Answers

ConceptChecks

ConceptCheck 5-1: The speed of light is incredibly fast, which made it very difficult to measure light’s speed except over enormous distances.

ConceptCheck 5-2: As Newton found when passing sunlight through a series of prisms, when one color is isolated from white light, there are no longer any other colors present in the remaining light. As a result, you cannot turn pure red into any other color. White light contains all of the colors, but once any of those colors are absorbed, they cannot be recovered. The red plastic absorbs all the visible wavelengths other than red, so no green can be obtained.

ConceptCheck 5-3: The width of your finger is about 1 cm, which falls in the range of the wavelength of microwaves (1 mm–10 cm).

ConceptCheck 5-4: Because the relationship between wavelength and frequency is c = λ × f, as one increases the other decreases (wavelength and frequency are inversely related). Thus, the longest wavelengths have the lowest frequencies and the shortest wavelengths have the highest frequencies.

ConceptCheck 5-5: As shown in Figure 5-12, at every wavelength, including infrared, the higher the temperature of a blackbody, the more energy it emits.

ConceptCheck 5-6: Yes. An object at 0°C still has a temperature of 237 K, and Kelvins are the temperature unit for working with blackbodies. At 273 K, the blackbody would peak in the infrared, although humans cannot see this light.

ConceptCheck 5-7: A star is hotter than our Sun if the star’s peak wavelength of blackbody emission is a shorter wavelength than the peak from our Sun.

ConceptCheck 5-8: Yes. If the cooler object is much larger than the warmer object, the cooler object can emit a greater total energy. The energy flux F refers to the energy emitted per second for each square meter of surface area, so even for a cool object, the larger the object, the more energy it radiates. This is why some stars (called red giants) that are much larger than our Sun are actually brighter than our Sun, even though they are cooler.

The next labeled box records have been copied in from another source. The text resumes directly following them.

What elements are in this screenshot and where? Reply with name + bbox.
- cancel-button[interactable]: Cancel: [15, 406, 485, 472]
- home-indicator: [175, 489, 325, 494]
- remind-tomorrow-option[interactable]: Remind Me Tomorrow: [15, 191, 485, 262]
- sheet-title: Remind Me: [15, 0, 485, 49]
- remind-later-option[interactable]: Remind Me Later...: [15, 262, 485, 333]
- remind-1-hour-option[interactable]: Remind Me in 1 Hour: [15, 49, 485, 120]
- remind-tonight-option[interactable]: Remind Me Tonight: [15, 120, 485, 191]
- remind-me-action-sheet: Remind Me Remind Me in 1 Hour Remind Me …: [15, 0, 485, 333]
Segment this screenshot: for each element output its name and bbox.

ConceptCheck 5-9: Photons with longer wavelengths will have lower energy than those with shorter wavelengths because the greater the wavelength, the lower the energy of a photon associated with that wavelength.

ConceptCheck 5-10: While still hot, the Sun’s outer atmosphere is cooler than deeper down where most of the Sun’s continuous blackbody emission originates. Thus, Figure 5-14 is an absorption line spectrum described by Kirchhoff’s third law. Kirchhoff’s second law would describe the emission line spectrum from hot helium gas, as in Figure 5-16.

ConceptCheck 5-11: An absorption spectra results when the light from a hot, dense object passes through the cooler, transparent gas of our atmosphere. At visible wavelengths, the atmosphere does not produce a significant absorption spectrum, but at infrared wavelengths (which are also emitted by hot lava), the atmosphere has many absorption lines.

ConceptCheck 5-12: The greater a photon’s energy, the higher its frequency. Since the change in energy for the n = 3 to n = 1 jump is the larger of the two transitions (see Figure 5-25), its emitted photon has the highest frequency. You can also compare the wavelengths of these two transitions in Figure 5-24, and the shorter the wavelength of light, the higher its frequency.

ConceptCheck 5-13: Yes. The most common visible-light hydrogen transition emits red photons of wavelength 656nm. It is an emission line (see Figure 5-24) with a transition from n = 3 to n = 2 and is referred to as H_α (H-alpha). This single transition accounts for most of the red seen in pretty nebulae such as Figure 5-19.

ConceptCheck 5-14: When the distance between an observer and a source is decreasing, the source’s entire spectrum will be shifted toward shorter wavelengths; alternatively, when the distance between an object and a source is increasing, the emissions lines will be shifted toward longer wavelengths. Thus, the star’s absorption lines will be observed at shorter wavelengths.

CalculationCheck

CalculationCheck 5-1: This classic rock station in Santa Barbara, California, emits waves with a frequency of 99.9 MHz, but this can be rounded to 100 MHz. To calculate the wavelength of these radio waves, we rearrange the equation c = ν ÷ λ to get λ = 3 × 10⁸ m/s ÷ 100 × 10⁶ Hz = 3.00 m.

CalculationCheck 5-2: Wien’s law can be rearranged to calculate the temperature of a star as T = 0.0029 K m ÷ (5800 K × 2) = 250 nm, which is ultraviolet.

CalculationCheck 5-3: ν = c × Δλ ÷ λ₀ = 3 × 10⁵ km/s × (486.3 nm − 486.2 nm) ÷ 486.2 nm = 61.7 km/s, and because it is moving toward longer wavelengths, the distance between the observer and the star must be increasing.